The French came second of course. But this:
The match….did not attract first-class status.
So, it was possible – in fact it happened to most of the team – that they were reigning Olympic champions, gold medal holders, for a however much of the century they lived and yet the’d still not played a fist class match. I rather like that….for the bloke who turned out in 1923 for Oxford V Cambridge has played first class cricket.
The first international cricket was US vs Canada in 1844. The match was played at the grounds of the St George’s Cricket Club in New York.
Didn’t GB win the baseball gold medal.
ah its was 1938 world championship – beat the USofA.
and it was 12-a-side
GB are the reigning Tug-of-War Olympic champions while the USA are the reigning 15-a-side rugby Olympic champions*.
*The USA winning the gold medal in 1924. The last time 15-a-side was played at the Olympics was 1936 with France beating Germany in the final but it was only given exhibition status.
Andrew C said:
“GB are the reigning Tug-of-War Olympic champions”

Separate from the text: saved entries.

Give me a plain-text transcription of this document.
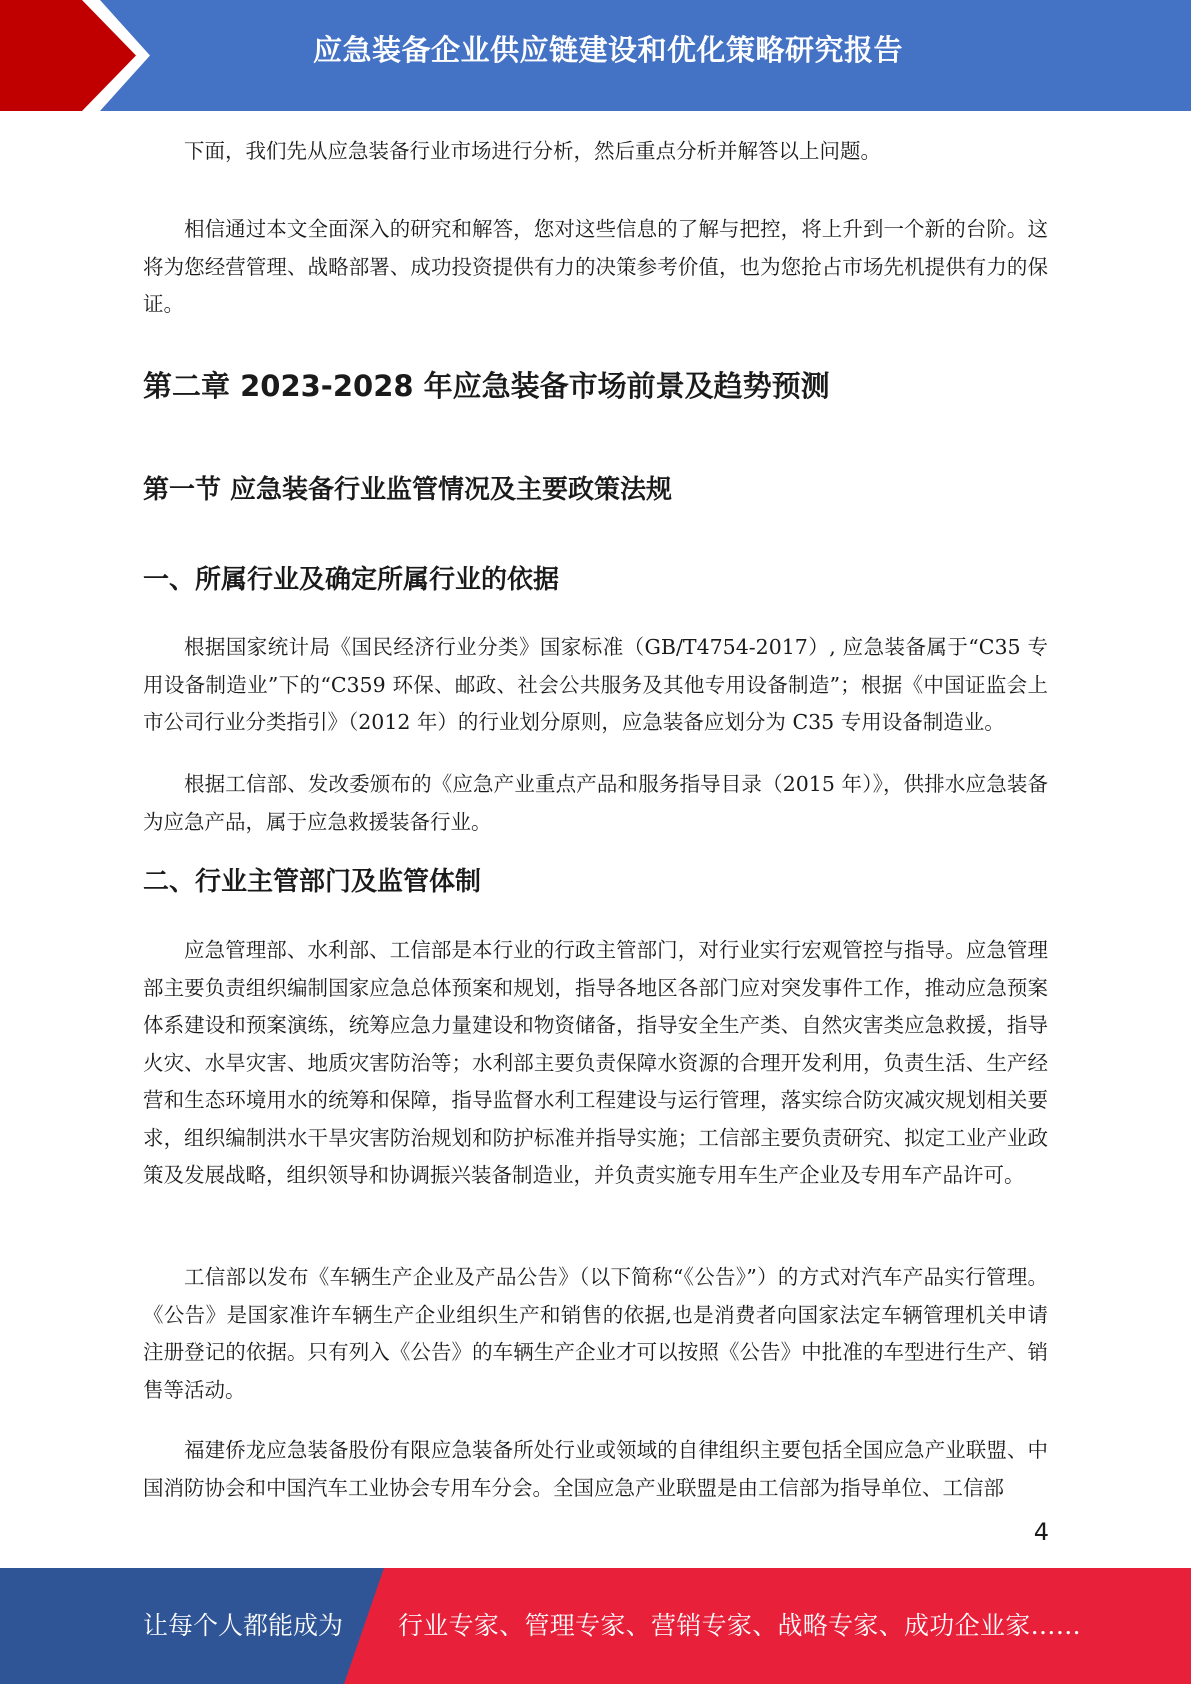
应急装备企业供应链建设和优化策略研究报告

下面，我们先从应急装备行业市场进行分析，然后重点分析并解答以上问题。

相信通过本文全面深入的研究和解答，您对这些信息的了解与把控，将上升到一个新的台阶。这将为您经营管理、战略部署、成功投资提供有力的决策参考价值，也为您抢占市场先机提供有力的保证。

第二章 2023-2028 年应急装备市场前景及趋势预测
第一节 应急装备行业监管情况及主要政策法规
一、所属行业及确定所属行业的依据

根据国家统计局《国民经济行业分类》国家标准（GB/T4754-2017）, 应急装备属于“C35 专用设备制造业”下的“C359 环保、邮政、社会公共服务及其他专用设备制造”；根据《中国证监会上市公司行业分类指引》（2012 年）的行业划分原则，应急装备应划分为 C35 专用设备制造业。

根据工信部、发改委颁布的《应急产业重点产品和服务指导目录（2015 年）》，供排水应急装备为应急产品，属于应急救援装备行业。

二、行业主管部门及监管体制

应急管理部、水利部、工信部是本行业的行政主管部门，对行业实行宏观管控与指导。应急管理部主要负责组织编制国家应急总体预案和规划，指导各地区各部门应对突发事件工作，推动应急预案体系建设和预案演练，统筹应急力量建设和物资储备，指导安全生产类、自然灾害类应急救援，指导火灾、水旱灾害、地质灾害防治等；水利部主要负责保障水资源的合理开发利用，负责生活、生产经营和生态环境用水的统筹和保障，指导监督水利工程建设与运行管理，落实综合防灾减灾规划相关要求，组织编制洪水干旱灾害防治规划和防护标准并指导实施；工信部主要负责研究、拟定工业产业政策及发展战略，组织领导和协调振兴装备制造业，并负责实施专用车生产企业及专用车产品许可。

工信部以发布《车辆生产企业及产品公告》（以下简称“《公告》”）的方式对汽车产品实行管理。《公告》是国家准许车辆生产企业组织生产和销售的依据,也是消费者向国家法定车辆管理机关申请注册登记的依据。只有列入《公告》的车辆生产企业才可以按照《公告》中批准的车型进行生产、销售等活动。

福建侨龙应急装备股份有限应急装备所处行业或领域的自律组织主要包括全国应急产业联盟、中国消防协会和中国汽车工业协会专用车分会。全国应急产业联盟是由工信部为指导单位、工信部

4
让每个人都能成为 行业专家、管理专家、营销专家、战略专家、成功企业家……
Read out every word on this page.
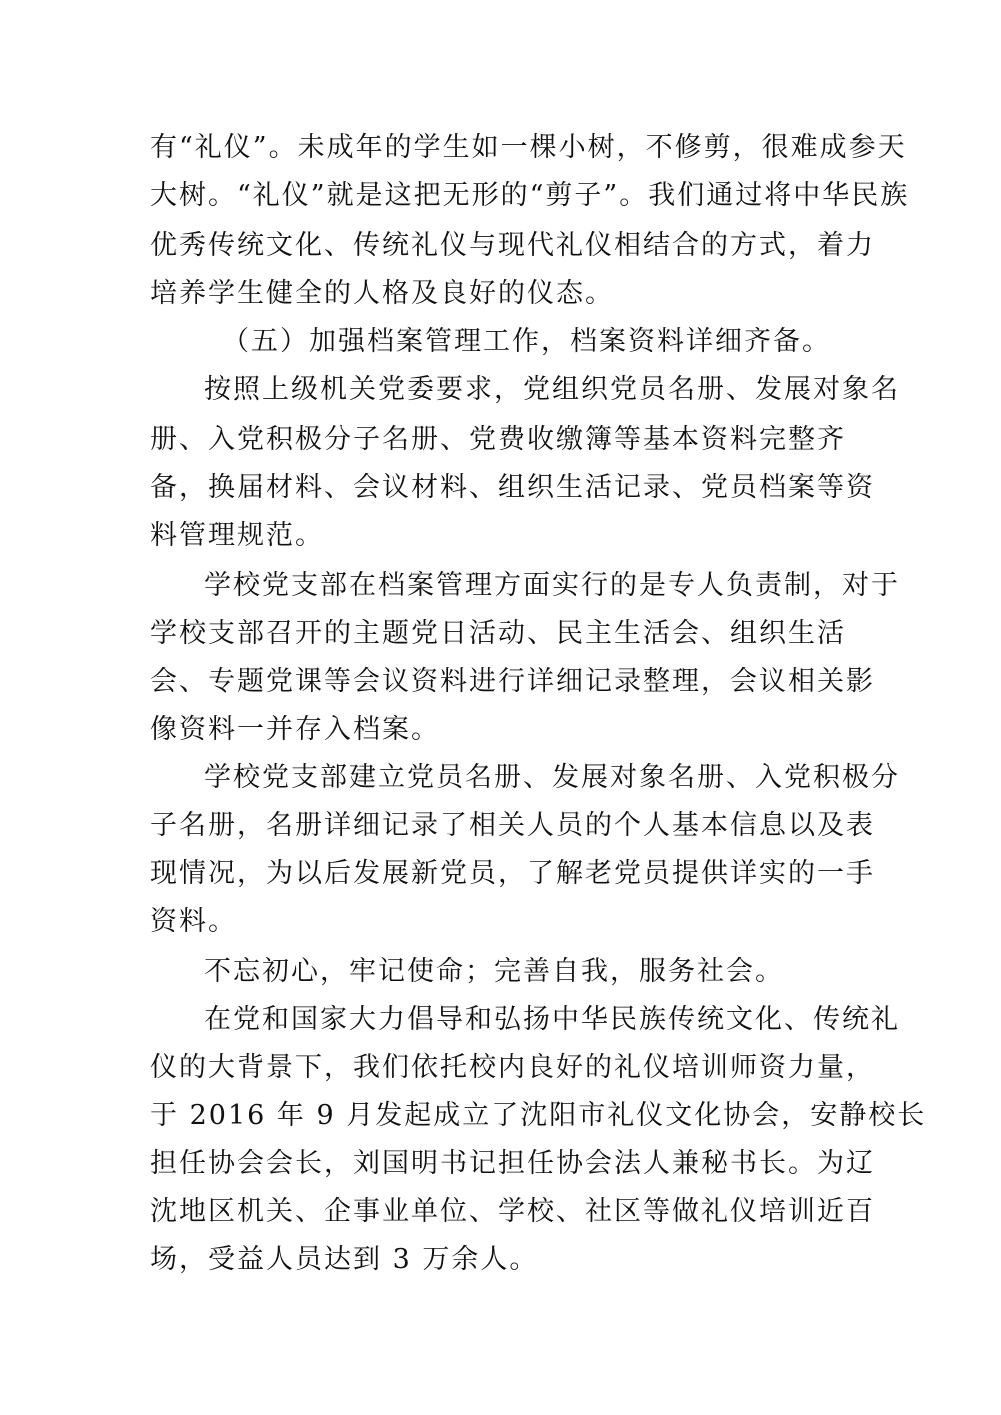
有“礼仪”。未成年的学生如一棵小树，不修剪，很难成参天
大树。“礼仪”就是这把无形的“剪子”。我们通过将中华民族
优秀传统文化、传统礼仪与现代礼仪相结合的方式，着力
培养学生健全的人格及良好的仪态。
（五）加强档案管理工作，档案资料详细齐备。
按照上级机关党委要求，党组织党员名册、发展对象名
册、入党积极分子名册、党费收缴簿等基本资料完整齐
备，换届材料、会议材料、组织生活记录、党员档案等资
料管理规范。
学校党支部在档案管理方面实行的是专人负责制，对于
学校支部召开的主题党日活动、民主生活会、组织生活
会、专题党课等会议资料进行详细记录整理，会议相关影
像资料一并存入档案。
学校党支部建立党员名册、发展对象名册、入党积极分
子名册，名册详细记录了相关人员的个人基本信息以及表
现情况，为以后发展新党员，了解老党员提供详实的一手
资料。
不忘初心，牢记使命；完善自我，服务社会。
在党和国家大力倡导和弘扬中华民族传统文化、传统礼
仪的大背景下，我们依托校内良好的礼仪培训师资力量，
于 2016 年 9 月发起成立了沈阳市礼仪文化协会，安静校长
担任协会会长，刘国明书记担任协会法人兼秘书长。为辽
沈地区机关、企事业单位、学校、社区等做礼仪培训近百
场，受益人员达到 3 万余人。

Yes, one of my favourite Olympic facts.
And it’s not even GB – it’s the City of London Police (not the Met, just the City, the Square Mile’s own police force).
@Richard T
Don’t understand why Tug of War isn’t a more popular sport. Doesn’t need much room or equipment, should appeal to anyone who fancies a bit of physical activity on a bit of grass next to a pub, requires teamwork.
One humerous exchange from an interview with cricketer Steve Waugh where the interviwer just didn’t get it….
Intervier – So why is your nickname Tugga?
SW – you know, Tugga Waugh
Interviewer – oh, so you used to do Tug of War?
At the 1912 Olympics, an expat British rower was rather disappointed that there was no British team. So he entered and competed, but representing his club. I like that.
GB won gold in ice hockey once at the Winter Olympics in 1936 and were the first team other than Canada to win gold, Canada having won all 4 previous gold medals.
9 of the team had grown up in Canada though were born in Britain and Canada lodged a complaint before the tournament that the GB and French teams were full of Canadians, but it was withdrawn
@Andrew C
Very dangerous sport is tug of war, as this page explains:
https://priceonomics.com/a-history-of-tug-of-war-fatalities/
@Silverite
Just read that. Bloody hell. Literally.
Jim Thurber, a 59-year-old from Nova Scotia, decided to participate in his county’s annual tug of war match at the last minute — usually a light social event. “I had retired,” he told CBC in 2010. “But I thought it was one more chance to give the municipality a hand.” He never suspected he’d mean that in a literal sense.
The inevitable ensued. And elsewhere…
In 2007, two 17-year-old boys participating in a tug of war game at a Colorado homecoming looped the rope around their hands and suffered amputations. “Hearing it was pretty gross,” a student at the scene later told NBC. “There was like a lot of people screaming and just all blood flying everywhere and just people running out of the room.” Signs were later posted at the Christian high school that read, “Their hands are in His hands.”
The fatalities in some of the events sounded pretty gruesome. Also, people really need to learn about safety factors…
On October 25, 1997, a massive tug of war match was organized in Taiwan in celebration of Retrocession Day (the day the Japanese ceased colonial rule in Taiwan following World War II). The 1,600 participants exerted over 180,000 pounds of force on a 2-inch thick nylon rope designed to withstand only 57,000 pounds. Amidst cheers, the rope violently snapped; the sheer rebounding force tore off the left arm of the first man on each side.
My dad (40 years before the mast MN) used to amuse us with horror tales of injuries caused when a hawser snapped.